Deloitte is one of the world’s largest employers of professionals. When inclusion fails at that scale, the consequences are measured in attrition, grievance proceedings, and reputational risk. The firm had a clear philosophy around respect and inclusion, but the existing learning experience wasn’t translating policy into practice.
The challenge was nuance. Most people don’t see themselves as biased. Overt misconduct is easy to condemn — it’s the subtle, pernicious behaviours that do the most damage: the offhand comment, the assumption, the ‘joke’ that lands differently depending on who’s in the room.
Deloitte needed content that would make people examine their own behaviour — not just recognise bad behaviour in others. The audience was every professional in the UK firm, with a mandate to scale globally if the approach worked.
Our Approach
Make it personal enough to sting
We created dramatised films depicting realistic workplace scenarios — not extreme cases, but everyday moments where bias operates quietly. The scenarios were deliberately ambiguous, designed to provoke disagreement rather than easy consensus.
An animated introduction to unconscious bias set the frame: a two-minute piece exploring what bias is, how it works, and what impact it has. This gave learners a lens through which to watch the films — and through which to examine their own assumptions.
The interactive layer was critical. After each scenario, learners could reflect, interrogate key scenes, and review moments from different perspectives. The experience treated the audience as adults capable of reaching the right conclusions — not children who needed to be told the answer.
The Stories and Science
Key Project Assets
Dramatised Workplace Scenario Films
A series of realistic films depicting everyday bias in professional settings — designed to be ambiguous enough to provoke genuine reflection, not comfortable enough to dismiss.
Unconscious Bias Animation
A two-minute animated primer contextualising unconscious bias for a professional audience — the lens through which the entire experience is designed to be viewed.

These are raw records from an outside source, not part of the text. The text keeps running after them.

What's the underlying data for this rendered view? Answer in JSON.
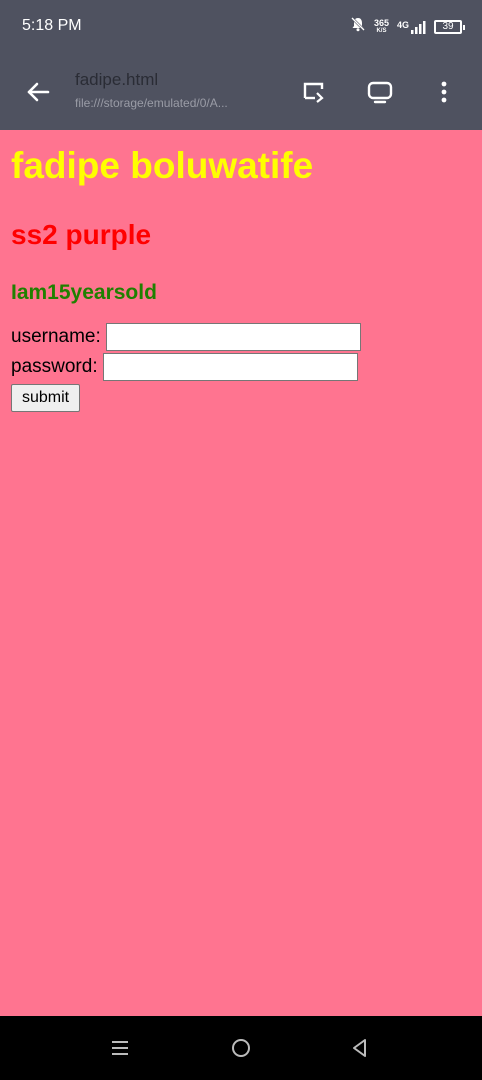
{
  "status_bar": {
    "time": "5:18 PM",
    "speed_value": "365",
    "speed_unit": "K/S",
    "network": "4G",
    "battery": "39",
    "icons": [
      "notifications-off-icon",
      "signal-icon",
      "battery-icon"
    ]
  },
  "toolbar": {
    "title": "fadipe.html",
    "url": "file:///storage/emulated/0/A...",
    "icons": [
      "back-arrow-icon",
      "cast-icon",
      "monitor-icon",
      "more-icon"
    ]
  },
  "content": {
    "heading1": "fadipe boluwatife",
    "heading2": "ss2 purple",
    "heading3": "Iam15yearsold",
    "username_label": "username:",
    "username_value": "",
    "password_label": "password:",
    "password_value": "",
    "submit_label": "submit"
  },
  "nav_bar": {
    "icons": [
      "menu-icon",
      "home-icon",
      "back-icon"
    ]
  },
  "colors": {
    "page_background": "#ff7490",
    "heading1": "#ffff00",
    "heading2": "#ff0000",
    "heading3": "#208000",
    "chrome": "#4f5260"
  }
}
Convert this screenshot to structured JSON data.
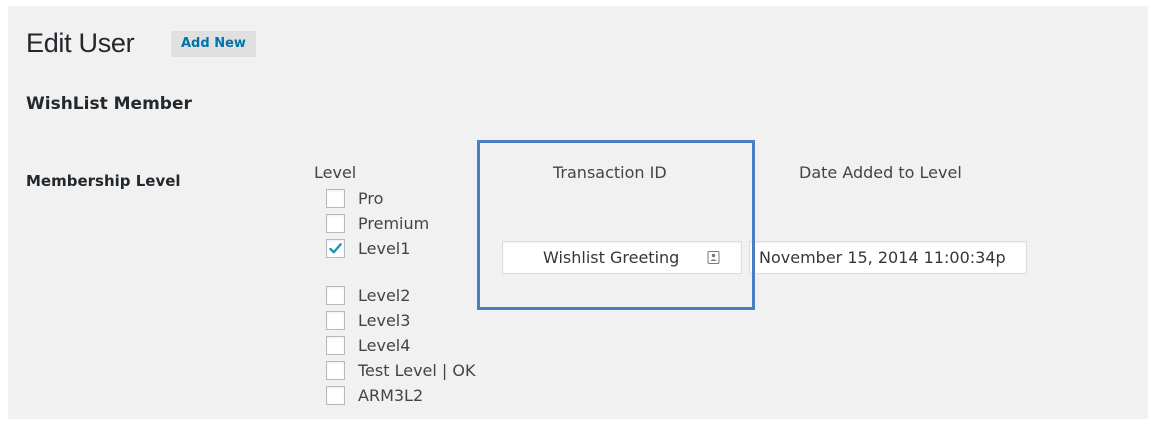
{
  "header": {
    "title": "Edit User",
    "add_new_label": "Add New"
  },
  "section": {
    "title": "WishList Member"
  },
  "membership": {
    "row_label": "Membership Level",
    "columns": {
      "level": "Level",
      "transaction_id": "Transaction ID",
      "date_added": "Date Added to Level"
    },
    "levels": [
      {
        "label": "Pro",
        "checked": false
      },
      {
        "label": "Premium",
        "checked": false
      },
      {
        "label": "Level1",
        "checked": true
      },
      {
        "label": "Level2",
        "checked": false
      },
      {
        "label": "Level3",
        "checked": false
      },
      {
        "label": "Level4",
        "checked": false
      },
      {
        "label": "Test Level | OK",
        "checked": false
      },
      {
        "label": "ARM3L2",
        "checked": false
      }
    ],
    "transaction_id_value": "Wishlist Greeting",
    "date_added_value": "November 15, 2014 11:00:34p"
  },
  "colors": {
    "accent": "#0073aa",
    "highlight_border": "#4a7fc1",
    "checkmark": "#1e8cbe"
  },
  "icons": {
    "transaction_field": "contact-card-icon",
    "checked": "checkmark-icon"
  }
}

Interactive Reflection Interface
A web-based layer enabling learners to interrogate, replay, and review key film scenes from multiple perspectives — turning passive viewing into active self-examination.
Impact
The experience generated the kind of unprompted qualitative feedback that compliance training almost never receives — and scaled from a UK pilot to a global programme reaching over 1.5 million professionals.
Project Insights
From compliance exercise to mirror
Most inclusion training fails because it targets the wrong behaviour. It addresses the misconduct people already know is wrong and ignores the everyday moments where real damage happens. We went after the subtle stuff — the comments that get laughed off, the assumptions that go unchallenged.

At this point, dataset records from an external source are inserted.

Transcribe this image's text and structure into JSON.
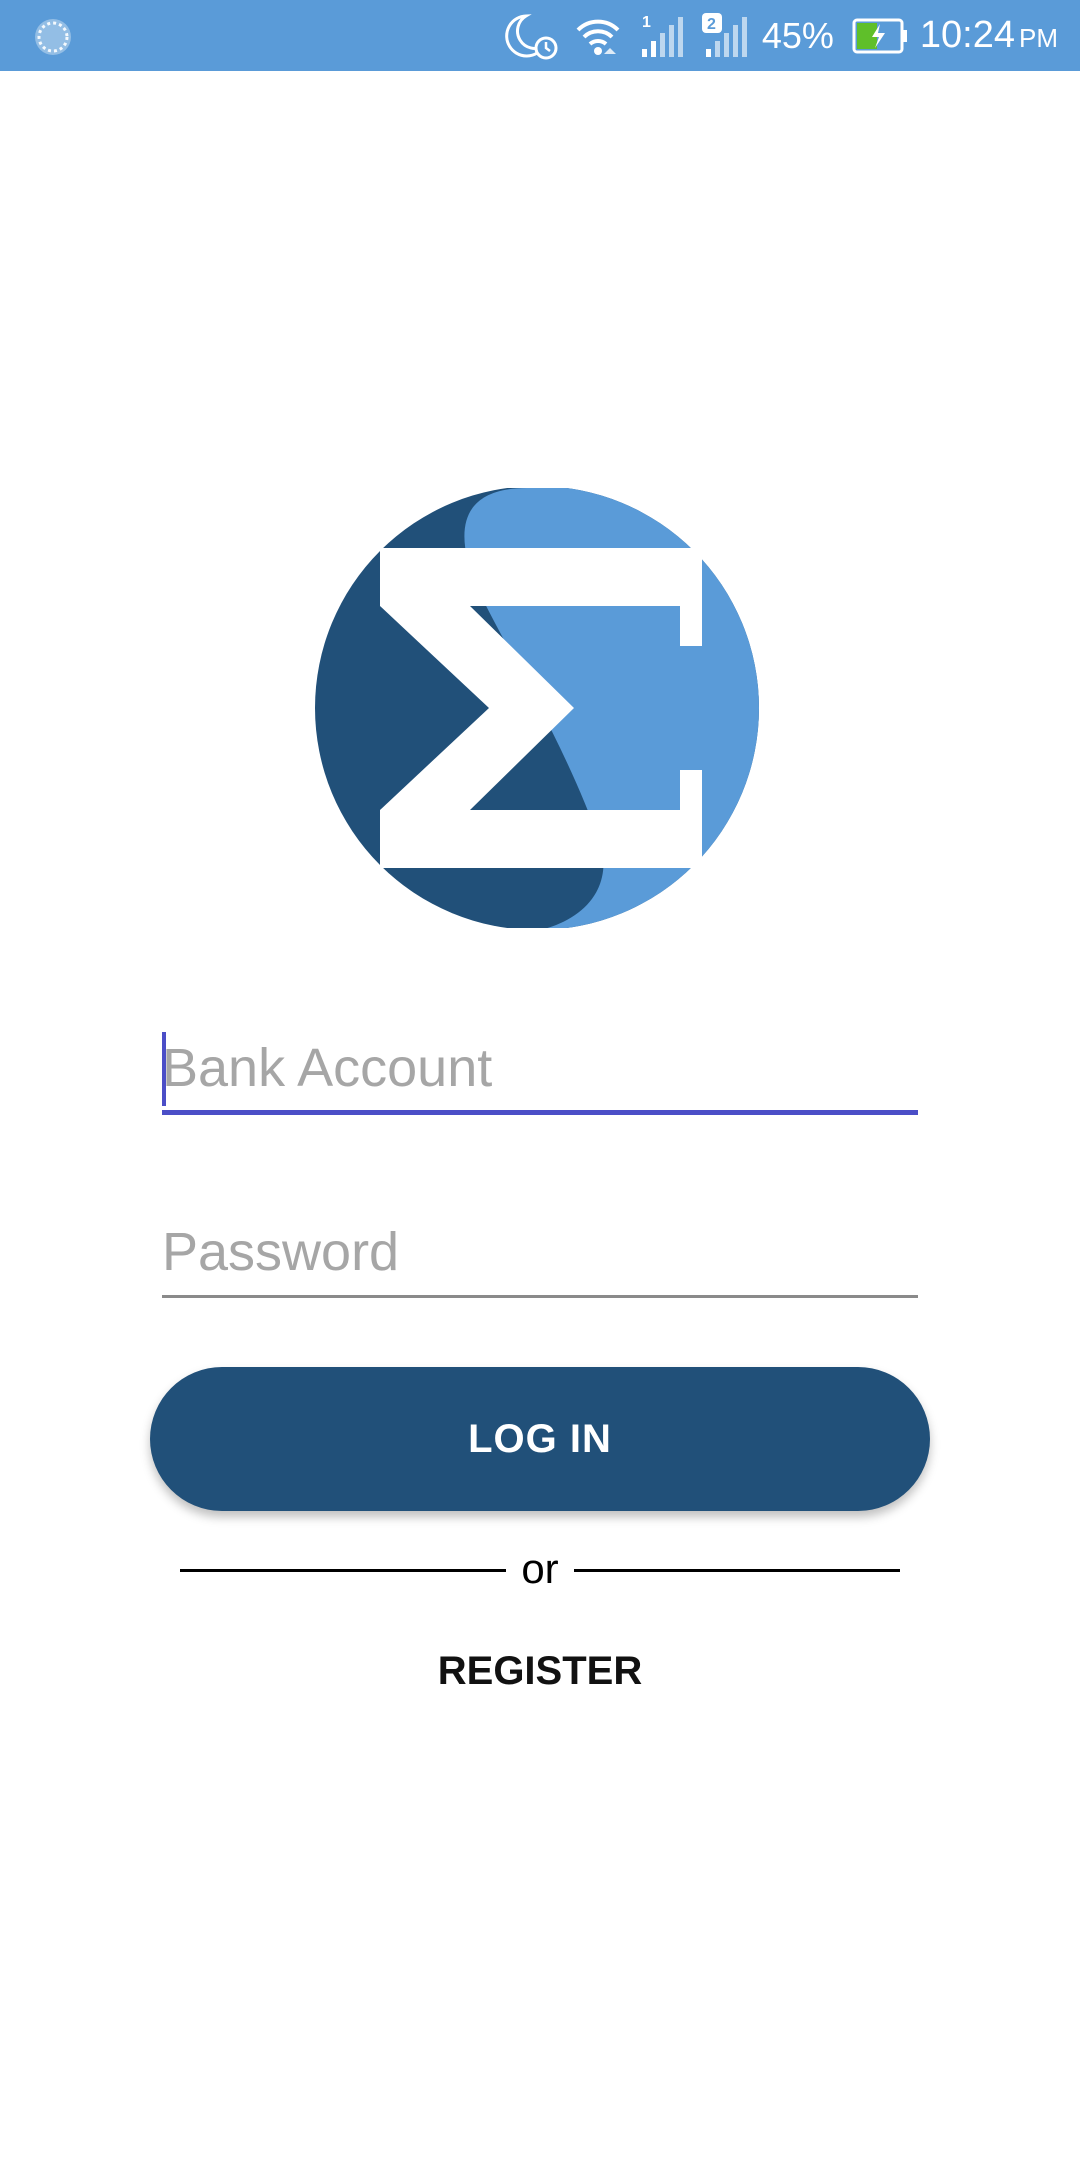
{
  "status_bar": {
    "battery_percent": "45%",
    "time": "10:24",
    "ampm": "PM",
    "sim1_label": "1",
    "sim2_label": "2",
    "background_color": "#5a9bd8",
    "icons": [
      "loading-icon",
      "moon-icon",
      "alarm-icon",
      "wifi-icon",
      "signal-sim1-icon",
      "signal-sim2-icon",
      "battery-charging-icon"
    ]
  },
  "logo": {
    "symbol": "sigma",
    "colors": {
      "dark": "#215079",
      "light": "#5a9bd8",
      "glyph": "#ffffff"
    }
  },
  "form": {
    "bank_account": {
      "placeholder": "Bank Account",
      "value": ""
    },
    "password": {
      "placeholder": "Password",
      "value": ""
    },
    "focus_color": "#4b4ec7"
  },
  "actions": {
    "login_label": "LOG IN",
    "divider_text": "or",
    "register_label": "REGISTER",
    "login_color": "#215079"
  }
}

When a senior manager at Deloitte says the training forced them to examine their own assumptions, that’s not a completion metric. That’s behaviour change. And that’s the only metric that actually matters.
It’s absolutely spot on. I really like the tone — non-hierarchical rather than a parent-child approach. The content has moved the discussion from some of the more overt behaviours to the more subtle micro-aggressions.